ChangeSet@1.2585, 2008-03-02 20:17:44-06:00, klewis@klewis-mysql. +3 -0
  Disable falcon_bug_34351_A & falcon_bug_34351_A for bug 34990
  Add testcase for Bug#34174
[12 Mar 2008 23:02] Bugs System
Pushed into 6.0.4-alpha
[2 May 2008 1:32] Paul Dubois
Noted in 6.0.4 changelog.

For Falcon, under some circumstances, a rolled back record could 
appear not to be removed.
[16 Dec 2008 20:44] Hakan Küçükyılmaz
Still fails from time to time with:

falcon_team.falcon_bug_34174   [ pass ]             17
falcon_team.falcon_bug_34174   [ pass ]             17
falcon_team.falcon_bug_34174   [ fail ]

mysqltest: At line 44: query 'UPDATE t1 SET f1 = 1, f2 = 4' failed with wrong errno 1205: 'Lock wait timeout exceeded; try restarting transaction', instead of 1213...
[19 Mar 2009 12:38] Kevin Lewis
Putting this Short Description back to its original cause and setting to 'Documenting'.  The original infinite loop was fixed for this bug before it was reopened for the wait lock timeout.  But Bug#41521 was opened and fixed for that problem.  So this bug should be closed. 

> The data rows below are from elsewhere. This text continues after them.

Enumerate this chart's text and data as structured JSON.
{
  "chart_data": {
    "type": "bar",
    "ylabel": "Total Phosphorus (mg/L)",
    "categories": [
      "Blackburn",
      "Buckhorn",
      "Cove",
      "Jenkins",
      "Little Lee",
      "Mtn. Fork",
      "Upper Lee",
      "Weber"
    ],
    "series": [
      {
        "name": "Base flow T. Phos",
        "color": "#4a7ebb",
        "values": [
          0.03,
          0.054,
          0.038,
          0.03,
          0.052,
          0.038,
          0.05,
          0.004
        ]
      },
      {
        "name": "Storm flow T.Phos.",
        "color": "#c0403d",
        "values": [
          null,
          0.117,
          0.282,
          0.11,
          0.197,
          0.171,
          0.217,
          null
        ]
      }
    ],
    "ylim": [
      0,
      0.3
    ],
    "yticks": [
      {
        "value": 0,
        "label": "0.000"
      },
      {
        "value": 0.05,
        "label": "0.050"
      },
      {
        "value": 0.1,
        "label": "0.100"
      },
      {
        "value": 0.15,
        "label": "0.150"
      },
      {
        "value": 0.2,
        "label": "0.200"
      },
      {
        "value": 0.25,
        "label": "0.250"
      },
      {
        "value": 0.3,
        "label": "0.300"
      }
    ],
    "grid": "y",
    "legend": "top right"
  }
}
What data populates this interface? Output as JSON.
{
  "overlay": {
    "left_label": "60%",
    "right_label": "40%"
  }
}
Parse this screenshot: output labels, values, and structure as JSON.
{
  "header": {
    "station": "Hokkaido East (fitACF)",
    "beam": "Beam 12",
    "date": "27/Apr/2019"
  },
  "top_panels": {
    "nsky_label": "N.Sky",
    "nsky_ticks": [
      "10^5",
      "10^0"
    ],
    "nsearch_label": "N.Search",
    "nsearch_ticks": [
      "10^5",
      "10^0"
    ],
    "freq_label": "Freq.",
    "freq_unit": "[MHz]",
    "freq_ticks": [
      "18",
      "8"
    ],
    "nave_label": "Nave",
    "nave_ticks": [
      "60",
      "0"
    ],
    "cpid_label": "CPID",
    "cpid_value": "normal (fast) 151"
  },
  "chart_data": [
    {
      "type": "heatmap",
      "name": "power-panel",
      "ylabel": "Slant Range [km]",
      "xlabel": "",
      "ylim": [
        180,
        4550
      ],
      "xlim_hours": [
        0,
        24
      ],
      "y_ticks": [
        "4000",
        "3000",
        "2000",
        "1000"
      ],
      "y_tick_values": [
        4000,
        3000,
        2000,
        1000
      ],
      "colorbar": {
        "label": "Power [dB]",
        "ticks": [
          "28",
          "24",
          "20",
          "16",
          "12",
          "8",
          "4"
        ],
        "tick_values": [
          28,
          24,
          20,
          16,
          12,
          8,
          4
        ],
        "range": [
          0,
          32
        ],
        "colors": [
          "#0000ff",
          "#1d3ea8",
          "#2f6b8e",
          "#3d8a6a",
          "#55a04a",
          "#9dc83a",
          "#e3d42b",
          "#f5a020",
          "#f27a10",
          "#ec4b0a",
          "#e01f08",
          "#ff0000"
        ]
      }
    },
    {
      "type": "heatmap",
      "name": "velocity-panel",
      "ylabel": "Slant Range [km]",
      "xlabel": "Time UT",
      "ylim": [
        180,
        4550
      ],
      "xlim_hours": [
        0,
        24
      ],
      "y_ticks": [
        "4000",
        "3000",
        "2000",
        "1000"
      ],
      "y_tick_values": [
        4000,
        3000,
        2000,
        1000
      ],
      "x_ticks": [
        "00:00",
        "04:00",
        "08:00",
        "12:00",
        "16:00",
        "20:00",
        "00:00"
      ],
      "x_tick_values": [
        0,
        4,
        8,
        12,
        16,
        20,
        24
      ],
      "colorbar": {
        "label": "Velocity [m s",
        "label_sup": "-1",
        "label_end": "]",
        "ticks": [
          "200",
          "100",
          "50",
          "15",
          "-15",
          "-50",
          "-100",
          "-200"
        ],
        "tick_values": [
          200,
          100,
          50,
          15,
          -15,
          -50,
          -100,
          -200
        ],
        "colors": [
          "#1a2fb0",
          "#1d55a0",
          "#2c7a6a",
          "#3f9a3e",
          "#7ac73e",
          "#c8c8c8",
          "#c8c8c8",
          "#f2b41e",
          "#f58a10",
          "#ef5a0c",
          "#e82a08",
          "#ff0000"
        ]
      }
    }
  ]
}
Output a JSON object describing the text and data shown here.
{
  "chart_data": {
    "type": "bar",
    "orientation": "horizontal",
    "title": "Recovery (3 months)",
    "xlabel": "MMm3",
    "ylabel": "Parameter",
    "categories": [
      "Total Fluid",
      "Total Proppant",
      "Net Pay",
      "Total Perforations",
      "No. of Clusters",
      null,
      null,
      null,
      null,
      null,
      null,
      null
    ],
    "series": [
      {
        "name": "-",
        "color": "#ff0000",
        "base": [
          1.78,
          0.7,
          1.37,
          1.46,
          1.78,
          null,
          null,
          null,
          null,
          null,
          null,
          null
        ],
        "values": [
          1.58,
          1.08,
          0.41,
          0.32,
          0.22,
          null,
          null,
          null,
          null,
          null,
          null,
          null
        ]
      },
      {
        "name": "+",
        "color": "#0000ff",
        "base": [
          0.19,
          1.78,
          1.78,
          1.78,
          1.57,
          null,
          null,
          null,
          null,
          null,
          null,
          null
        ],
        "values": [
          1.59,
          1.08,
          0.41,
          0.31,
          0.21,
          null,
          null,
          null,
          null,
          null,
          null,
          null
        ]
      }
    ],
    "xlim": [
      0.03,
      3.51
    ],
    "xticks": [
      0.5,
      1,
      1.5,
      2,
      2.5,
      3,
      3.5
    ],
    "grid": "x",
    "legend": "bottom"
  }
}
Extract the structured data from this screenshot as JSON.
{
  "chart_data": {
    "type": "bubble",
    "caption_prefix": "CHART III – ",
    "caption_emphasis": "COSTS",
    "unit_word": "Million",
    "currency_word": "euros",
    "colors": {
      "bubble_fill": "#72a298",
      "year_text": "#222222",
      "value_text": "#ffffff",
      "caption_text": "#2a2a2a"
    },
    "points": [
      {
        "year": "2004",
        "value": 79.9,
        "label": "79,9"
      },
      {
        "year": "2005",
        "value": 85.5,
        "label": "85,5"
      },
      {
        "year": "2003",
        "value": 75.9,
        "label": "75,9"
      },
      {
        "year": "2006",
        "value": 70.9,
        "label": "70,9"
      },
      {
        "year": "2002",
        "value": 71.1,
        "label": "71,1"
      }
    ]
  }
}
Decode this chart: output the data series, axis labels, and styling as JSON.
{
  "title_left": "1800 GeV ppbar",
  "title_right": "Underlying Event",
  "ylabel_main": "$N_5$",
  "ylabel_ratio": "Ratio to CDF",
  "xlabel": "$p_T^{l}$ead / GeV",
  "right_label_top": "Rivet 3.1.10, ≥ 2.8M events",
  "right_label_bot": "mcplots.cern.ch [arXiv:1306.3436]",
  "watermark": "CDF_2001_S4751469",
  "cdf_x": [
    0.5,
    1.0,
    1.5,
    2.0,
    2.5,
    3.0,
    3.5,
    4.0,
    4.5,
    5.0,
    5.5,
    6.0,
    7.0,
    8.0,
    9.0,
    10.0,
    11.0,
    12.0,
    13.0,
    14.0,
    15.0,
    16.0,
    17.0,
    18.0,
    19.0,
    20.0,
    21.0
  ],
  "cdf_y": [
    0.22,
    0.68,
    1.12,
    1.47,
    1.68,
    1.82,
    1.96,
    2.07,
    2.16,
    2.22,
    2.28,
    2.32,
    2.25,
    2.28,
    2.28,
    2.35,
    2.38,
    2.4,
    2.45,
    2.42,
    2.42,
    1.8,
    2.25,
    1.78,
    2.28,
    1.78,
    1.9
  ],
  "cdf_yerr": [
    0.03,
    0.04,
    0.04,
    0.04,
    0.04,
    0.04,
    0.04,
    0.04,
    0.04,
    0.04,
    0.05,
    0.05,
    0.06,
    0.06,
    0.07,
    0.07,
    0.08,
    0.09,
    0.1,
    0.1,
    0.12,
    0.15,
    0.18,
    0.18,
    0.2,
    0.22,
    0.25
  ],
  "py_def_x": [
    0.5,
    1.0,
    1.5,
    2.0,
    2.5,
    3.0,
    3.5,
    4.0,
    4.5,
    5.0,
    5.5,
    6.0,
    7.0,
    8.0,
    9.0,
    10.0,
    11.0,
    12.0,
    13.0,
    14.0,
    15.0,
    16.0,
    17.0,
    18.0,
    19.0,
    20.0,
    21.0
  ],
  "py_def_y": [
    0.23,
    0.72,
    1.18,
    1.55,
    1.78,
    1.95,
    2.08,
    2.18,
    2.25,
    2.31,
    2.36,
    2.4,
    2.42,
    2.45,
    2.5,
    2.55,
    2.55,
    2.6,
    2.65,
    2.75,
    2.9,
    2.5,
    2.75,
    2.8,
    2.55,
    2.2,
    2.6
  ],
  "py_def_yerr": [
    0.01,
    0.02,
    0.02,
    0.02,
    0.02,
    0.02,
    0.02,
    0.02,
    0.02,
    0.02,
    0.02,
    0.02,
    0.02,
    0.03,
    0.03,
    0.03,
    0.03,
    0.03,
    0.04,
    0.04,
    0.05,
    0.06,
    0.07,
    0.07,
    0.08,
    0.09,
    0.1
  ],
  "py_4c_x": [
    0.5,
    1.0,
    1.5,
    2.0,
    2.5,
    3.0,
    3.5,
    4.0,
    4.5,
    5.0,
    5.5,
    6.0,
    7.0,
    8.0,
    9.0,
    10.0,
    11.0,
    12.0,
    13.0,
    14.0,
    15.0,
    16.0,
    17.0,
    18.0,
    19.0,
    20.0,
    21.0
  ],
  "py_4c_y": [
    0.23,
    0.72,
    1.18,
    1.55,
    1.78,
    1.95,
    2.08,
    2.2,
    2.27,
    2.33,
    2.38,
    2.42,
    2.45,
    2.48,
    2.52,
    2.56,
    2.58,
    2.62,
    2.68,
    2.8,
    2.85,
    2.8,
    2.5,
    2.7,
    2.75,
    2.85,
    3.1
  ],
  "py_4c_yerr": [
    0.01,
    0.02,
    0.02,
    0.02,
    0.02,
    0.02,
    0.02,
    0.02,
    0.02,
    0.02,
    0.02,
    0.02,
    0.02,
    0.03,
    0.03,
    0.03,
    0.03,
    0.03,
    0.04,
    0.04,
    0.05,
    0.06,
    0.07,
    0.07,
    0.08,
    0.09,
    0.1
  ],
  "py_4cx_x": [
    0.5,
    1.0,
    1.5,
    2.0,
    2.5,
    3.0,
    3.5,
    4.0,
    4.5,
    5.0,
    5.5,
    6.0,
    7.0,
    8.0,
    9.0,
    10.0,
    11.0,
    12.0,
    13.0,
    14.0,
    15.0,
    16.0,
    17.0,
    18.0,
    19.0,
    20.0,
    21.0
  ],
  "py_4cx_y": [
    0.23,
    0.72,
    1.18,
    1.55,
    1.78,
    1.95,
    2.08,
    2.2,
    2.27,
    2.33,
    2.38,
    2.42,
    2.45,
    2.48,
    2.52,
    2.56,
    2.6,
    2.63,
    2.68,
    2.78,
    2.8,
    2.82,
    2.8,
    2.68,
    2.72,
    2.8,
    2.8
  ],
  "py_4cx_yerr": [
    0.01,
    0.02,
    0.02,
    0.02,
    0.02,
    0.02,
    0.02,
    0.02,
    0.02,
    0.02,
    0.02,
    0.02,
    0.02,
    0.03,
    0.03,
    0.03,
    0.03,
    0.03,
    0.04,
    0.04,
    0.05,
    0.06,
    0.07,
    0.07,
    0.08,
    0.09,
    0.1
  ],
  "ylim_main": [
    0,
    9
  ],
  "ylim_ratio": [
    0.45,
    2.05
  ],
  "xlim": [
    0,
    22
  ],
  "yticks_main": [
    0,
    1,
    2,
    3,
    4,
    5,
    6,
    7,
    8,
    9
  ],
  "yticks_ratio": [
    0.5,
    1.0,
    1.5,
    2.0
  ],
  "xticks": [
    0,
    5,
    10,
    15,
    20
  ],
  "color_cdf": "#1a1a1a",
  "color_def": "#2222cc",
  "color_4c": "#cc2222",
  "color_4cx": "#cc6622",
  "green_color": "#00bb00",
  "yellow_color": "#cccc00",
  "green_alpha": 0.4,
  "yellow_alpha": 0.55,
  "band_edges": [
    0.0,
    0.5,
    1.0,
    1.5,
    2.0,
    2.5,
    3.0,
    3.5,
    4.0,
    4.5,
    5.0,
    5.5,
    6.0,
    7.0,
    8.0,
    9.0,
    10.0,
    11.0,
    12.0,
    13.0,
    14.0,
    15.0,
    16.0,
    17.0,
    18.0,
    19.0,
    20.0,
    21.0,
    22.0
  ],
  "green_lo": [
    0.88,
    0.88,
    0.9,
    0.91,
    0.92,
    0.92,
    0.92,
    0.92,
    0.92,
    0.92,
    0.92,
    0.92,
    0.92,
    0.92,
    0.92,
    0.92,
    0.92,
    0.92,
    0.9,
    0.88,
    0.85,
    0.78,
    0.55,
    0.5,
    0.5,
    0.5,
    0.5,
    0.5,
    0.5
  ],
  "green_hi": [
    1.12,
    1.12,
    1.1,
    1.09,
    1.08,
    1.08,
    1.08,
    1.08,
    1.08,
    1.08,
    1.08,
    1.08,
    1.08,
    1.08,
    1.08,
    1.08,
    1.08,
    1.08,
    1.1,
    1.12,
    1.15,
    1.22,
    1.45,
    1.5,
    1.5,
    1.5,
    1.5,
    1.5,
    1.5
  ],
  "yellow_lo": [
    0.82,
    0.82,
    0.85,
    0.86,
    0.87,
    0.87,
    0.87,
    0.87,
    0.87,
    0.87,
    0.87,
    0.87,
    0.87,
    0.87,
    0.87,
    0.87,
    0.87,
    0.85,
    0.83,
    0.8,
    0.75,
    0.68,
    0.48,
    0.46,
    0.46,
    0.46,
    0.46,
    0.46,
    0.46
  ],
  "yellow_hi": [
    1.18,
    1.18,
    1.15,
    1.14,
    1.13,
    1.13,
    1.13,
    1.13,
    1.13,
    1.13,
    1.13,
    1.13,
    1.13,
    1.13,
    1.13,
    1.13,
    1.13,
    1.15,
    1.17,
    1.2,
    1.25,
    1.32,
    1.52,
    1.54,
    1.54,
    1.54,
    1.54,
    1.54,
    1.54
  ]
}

According to pushbuild xref, the testcaase for this bug was failing with a timeout quite often until a sleep was added to the test in mid January.  Since then, the test has failed only a few times.  I suggest increasing the sleep time.
[15 May 2009 17:06] MC Brown
A note has been added to the 6.0.11 changelog: 

With Falcon tables running concurrent transactions, some transactions may not be rolled back correctly, leading to an infinite loop.